Project description:Identifying the molecular modules that drive cancer progression can greatly deepen the understanding of cancer mechanisms and provide useful information for targeted therapies. Most methods currently addressing this issue primarily use mutual exclusivity without making full use of the extra layer of module property. In this paper, we propose MCLCluster to identity cancer driver modules, which use somatic mutation data, Cancer Cell Fraction (CCF) data, gene functional interaction network and protein-protein interaction (PPI) network to derive the module property on mutual exclusivity, connectivity in PPI network and functionally similarity of genes. We have taken three effective measures to ensure the effectiveness of our algorithm. First, we use CCF data to choose stronger signals and more confident mutations.
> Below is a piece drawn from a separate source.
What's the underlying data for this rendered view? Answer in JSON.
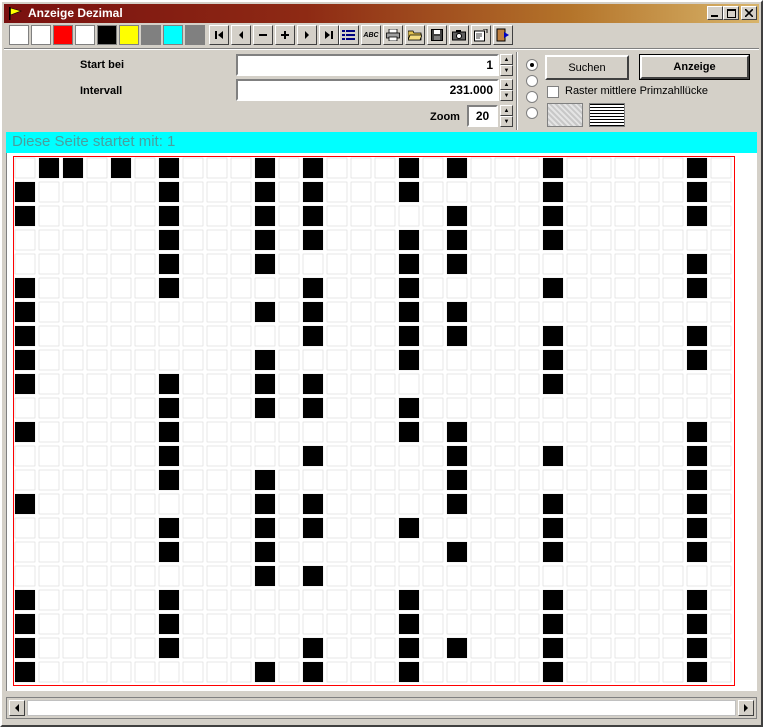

Second, the weighted gene functional interaction network is used to quantify the gene functional similarity in PPI. The third, graph clustering method based on Markov is exploited to extract the candidate module. MCLCluster is tested in the two TCGA datasets (GBM and BRCA), and identifies several well-known oncogenes driver modules and some modules with functionally associated driver genes. Besides, we compare it with Multi-Dendrix, FSME Cluster and RME in simulated dataset with background noise and passenger rate, MCLCluster outperforming all of these methods.